O Wikileaks comemorou seu quinto anivers√°rio com sucesso. O SecNews, por sua vez, mostrar√° a linha do tempo do site que deveria lan√ßar luz sobre v√°rios casos escuros e esc√Ęndalos.

O Wikileaks publicou seu primeiro arquivo em dezembro de 2006, que continha a decis√£o de assassinar funcion√°rios do governo com a assinatura do xeque Hassan Dahir Aweys. A partir de dezembro de 2006, o Wikileaks fez uma s√©rie de revela√ß√Ķes<‚Ķ>

e publica√ß√Ķes com o principal caso das opera√ß√Ķes militares ilegais dos EUA em andamento na Ba√≠a de Guant√°namo, Cuba, das atividades ilegais do banco su√≠√ßo Julius Baer nas Ilhas Cayman, que at√© entraram com uma a√ß√£o contra o Wikileaks por difama√ß√£o durante o per√≠odo de difama√ß√£o, fechando at√© uma pequena. org.

Em janeiro de 2009, o Wikileaks publicou 86 conversas telef√īnicas entre pol√≠ticos peruanos e empres√°rios americanos envolvidos no esc√Ęndalo de explora√ß√£o de petr√≥leo no Peru, contaminando √°reas habit√°veis ‚Äč‚Äčcom um s√©rio impacto n√£o apenas na fauna, mas tamb√©m na flora e fauna da regi√£o. os moradores.

Em julho de 2009, foi revelado um grande acidente na usina nuclear de Natanz, no Ir√£, que mais tarde foi anunciado como relacionado ao v√≠rus eletr√īnico Stuxnet.

Em novembro de 2009, o Wikileaks revelou uma série de elementos relacionados aos ataques do 11 de setembro.

Em abril de 2010, um v√≠deo ultra-secreto vazou durante um ataque a√©reo em Bagd√° em julho de 2007, mostrando dois rep√≥rteres da Reuters disparando ap√≥s uma m√° conduta dos pilotos de que eles estavam carregando armas enquanto na verdade carregavam c√Ęmeras. e filmadoras. Este post em particular at√© trouxe muita publicidade ao Wikileaks.

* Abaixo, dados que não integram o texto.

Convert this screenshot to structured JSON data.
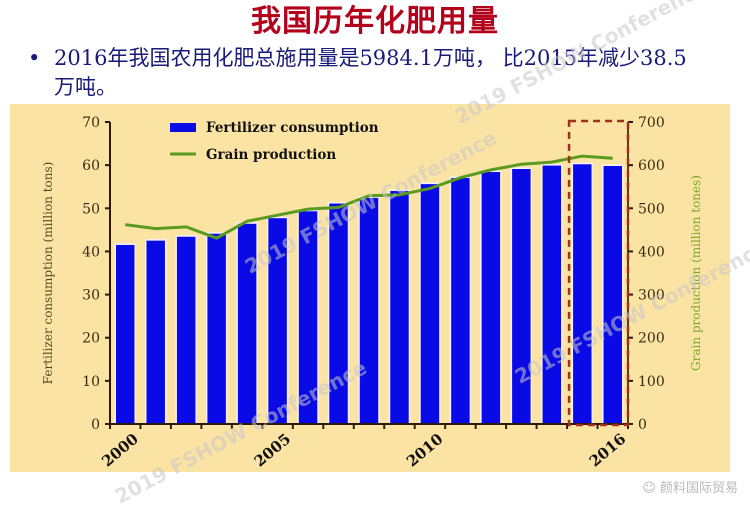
{
  "header": {
    "title": "我国历年化肥用量",
    "bullet_symbol": "•",
    "bullet_text": "2016年我国农用化肥总施用量是5984.1万吨， 比2015年减少38.5万吨。"
  },
  "colors": {
    "title": "#b3001b",
    "bullet_text": "#1a1a7a",
    "panel_bg": "#fbe3a4",
    "bar": "#0a0ae6",
    "line": "#5a9a1e",
    "highlight_box": "#a0301a",
    "right_axis_label": "#7aa82a"
  },
  "footer": {
    "text": "颜料国际贸易"
  },
  "watermark": {
    "text": "2019 FSHOW Conference"
  },
  "chart_data": {
    "type": "bar",
    "title": "",
    "xlabel": "",
    "ylabel": "Fertilizer consumption (million tons)",
    "y2label": "Grain production (million tones)",
    "ylim": [
      0,
      70
    ],
    "y2lim": [
      0,
      700
    ],
    "yticks": [
      0,
      10,
      20,
      30,
      40,
      50,
      60,
      70
    ],
    "y2ticks": [
      0,
      100,
      200,
      300,
      400,
      500,
      600,
      700
    ],
    "x": [
      2000,
      2001,
      2002,
      2003,
      2004,
      2005,
      2006,
      2007,
      2008,
      2009,
      2010,
      2011,
      2012,
      2013,
      2014,
      2015,
      2016
    ],
    "xtick_labels": [
      "2000",
      "2005",
      "2010",
      "2016"
    ],
    "legend": [
      "Fertilizer consumption",
      "Grain production"
    ],
    "legend_position": "top-left",
    "grid": false,
    "series": [
      {
        "name": "Fertilizer consumption",
        "type": "bar",
        "axis": "left",
        "values": [
          41.5,
          42.5,
          43.4,
          44.1,
          46.4,
          47.7,
          49.3,
          51.1,
          52.4,
          54.0,
          55.6,
          57.0,
          58.4,
          59.1,
          59.9,
          60.2,
          59.8
        ]
      },
      {
        "name": "Grain production",
        "type": "line",
        "axis": "right",
        "values": [
          462,
          453,
          457,
          431,
          470,
          484,
          498,
          502,
          529,
          531,
          546,
          571,
          589,
          602,
          607,
          621,
          616
        ]
      }
    ],
    "annotations": [
      {
        "type": "dashed-box",
        "covers": [
          2015,
          2016
        ],
        "color": "#a0301a"
      }
    ]
  }
}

Em julho de 2010, o Wikileaks publicou 92.000 figuras relacionadas à guerra no Afeganistão entre 2004 e 2009 no The Guardian, The New York Times e no jornal alemão Der Spiegel.

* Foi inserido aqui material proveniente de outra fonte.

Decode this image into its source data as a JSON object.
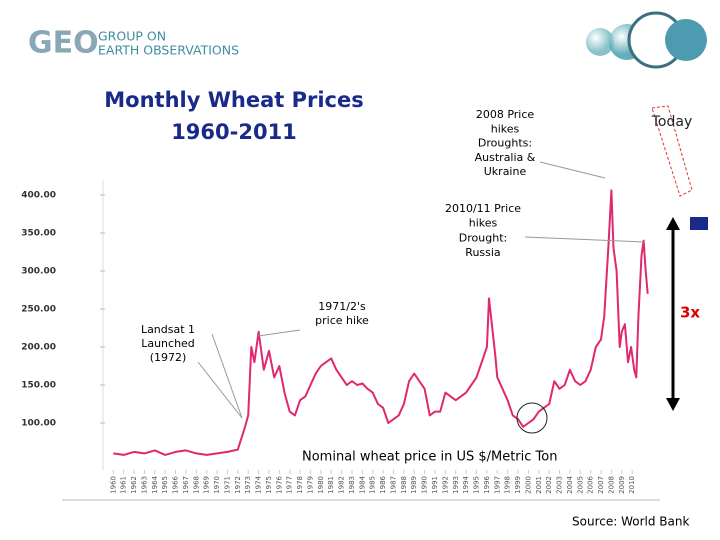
{
  "logo": {
    "mark": "GEO",
    "lines": [
      "GROUP ON",
      "EARTH OBSERVATIONS"
    ]
  },
  "chart_data": {
    "type": "line",
    "title": [
      "Monthly Wheat Prices",
      "1960-2011"
    ],
    "x": [
      1960,
      1961,
      1962,
      1963,
      1964,
      1965,
      1966,
      1967,
      1968,
      1969,
      1970,
      1971,
      1972.0,
      1972.7,
      1973.0,
      1973.3,
      1973.6,
      1974.0,
      1974.5,
      1975.0,
      1975.5,
      1976.0,
      1976.5,
      1977.0,
      1977.5,
      1978.0,
      1978.5,
      1979.0,
      1979.5,
      1980.0,
      1980.5,
      1981.0,
      1981.5,
      1982.0,
      1982.5,
      1983.0,
      1983.5,
      1984.0,
      1984.5,
      1985.0,
      1985.5,
      1986.0,
      1986.5,
      1987.0,
      1987.5,
      1988.0,
      1988.5,
      1989.0,
      1989.5,
      1990.0,
      1990.5,
      1991.0,
      1991.5,
      1992.0,
      1992.5,
      1993.0,
      1993.5,
      1994.0,
      1994.5,
      1995.0,
      1995.5,
      1996.0,
      1996.2,
      1996.8,
      1997.0,
      1997.5,
      1998.0,
      1998.5,
      1999.0,
      1999.5,
      2000.0,
      2000.5,
      2001.0,
      2001.5,
      2002.0,
      2002.5,
      2003.0,
      2003.5,
      2004.0,
      2004.5,
      2005.0,
      2005.5,
      2006.0,
      2006.5,
      2007.0,
      2007.3,
      2007.7,
      2008.0,
      2008.2,
      2008.5,
      2008.8,
      2009.0,
      2009.3,
      2009.6,
      2009.9,
      2010.2,
      2010.4,
      2010.6,
      2010.9,
      2011.1,
      2011.3,
      2011.5
    ],
    "values": [
      60,
      58,
      62,
      60,
      64,
      58,
      62,
      64,
      60,
      58,
      60,
      62,
      65,
      95,
      110,
      200,
      180,
      220,
      170,
      195,
      160,
      175,
      140,
      115,
      110,
      130,
      135,
      150,
      165,
      175,
      180,
      185,
      170,
      160,
      150,
      155,
      150,
      152,
      145,
      140,
      125,
      120,
      100,
      105,
      110,
      125,
      155,
      165,
      155,
      145,
      110,
      115,
      115,
      140,
      135,
      130,
      135,
      140,
      150,
      160,
      180,
      200,
      264,
      190,
      160,
      145,
      130,
      110,
      105,
      95,
      100,
      105,
      115,
      120,
      125,
      155,
      145,
      150,
      170,
      155,
      150,
      155,
      170,
      200,
      210,
      240,
      330,
      406,
      330,
      300,
      200,
      220,
      230,
      180,
      200,
      170,
      160,
      240,
      320,
      340,
      300,
      270
    ],
    "color": "#e0286e",
    "xlim": [
      1959.2,
      2012.2
    ],
    "ylim": [
      40,
      420
    ],
    "yticks": [
      {
        "value": 100,
        "label": "100.00"
      },
      {
        "value": 150,
        "label": "150.00"
      },
      {
        "value": 200,
        "label": "200.00"
      },
      {
        "value": 250,
        "label": "250.00"
      },
      {
        "value": 300,
        "label": "300.00"
      },
      {
        "value": 350,
        "label": "350.00"
      },
      {
        "value": 400,
        "label": "400.00"
      }
    ],
    "xticks": [
      1960,
      1961,
      1962,
      1963,
      1964,
      1965,
      1966,
      1967,
      1968,
      1969,
      1970,
      1971,
      1972,
      1973,
      1974,
      1975,
      1976,
      1977,
      1978,
      1979,
      1980,
      1981,
      1982,
      1983,
      1984,
      1985,
      1986,
      1987,
      1988,
      1989,
      1990,
      1991,
      1992,
      1993,
      1994,
      1995,
      1996,
      1997,
      1998,
      1999,
      2000,
      2001,
      2002,
      2003,
      2004,
      2005,
      2006,
      2007,
      2008,
      2009,
      2010
    ],
    "annotations": [
      {
        "lines": [
          "2008 Price",
          "hikes",
          "Droughts:",
          "Australia &",
          "Ukraine"
        ]
      },
      {
        "lines": [
          "Today"
        ]
      },
      {
        "lines": [
          "2010/11 Price",
          "hikes",
          "Drought:",
          "Russia"
        ]
      },
      {
        "lines": [
          "1971/2's",
          "price hike"
        ]
      },
      {
        "lines": [
          "Landsat 1",
          "Launched",
          "(1972)"
        ]
      },
      {
        "lines": [
          "3x"
        ]
      },
      {
        "lines": [
          "Nominal wheat price in US $/Metric Ton"
        ]
      }
    ],
    "source": "Source:  World Bank"
  }
}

No entanto, a maior atividade do Wikileaks em colabora√ß√£o com os cinco principais jornais do mundo, da Espanha (El Pa√≠s), Fran√ßa (Le Monde), Alemanha (Der Spiegel), Reino Unido (The Guardian), mas tamb√©m dos EUA .UMA. (The New York Times), lan√ßado em novembro de 2010 com a publica√ß√£o de 220 informa√ß√Ķes confidenciais de um total de 251.287 dados totais sobre a correspond√™ncia de funcion√°rios diplom√°ticos dos EUA de 274 embaixadas americanas em todo o mundo, de 28 de dezembro de 1966 a fevereiro de 2010 .

√Č claro que a retalia√ß√£o n√£o demorou muito para a equipe do Wikileaks, pois v√°rias empresas, como Visa, Mastercard e Paypal, recusaram qualquer colabora√ß√£o com o Wikileaks liderada por autoridades americanas.

O destaque foram as alega√ß√Ķes em andamento contra Julian Assange, que foi at√© acusado de estupro e repetidas tentativas de desligar o site wikileaks.org.

Por seu curso até agora, o Wikileaks se saiu bem, abalando governos e autoridades em todo o mundo.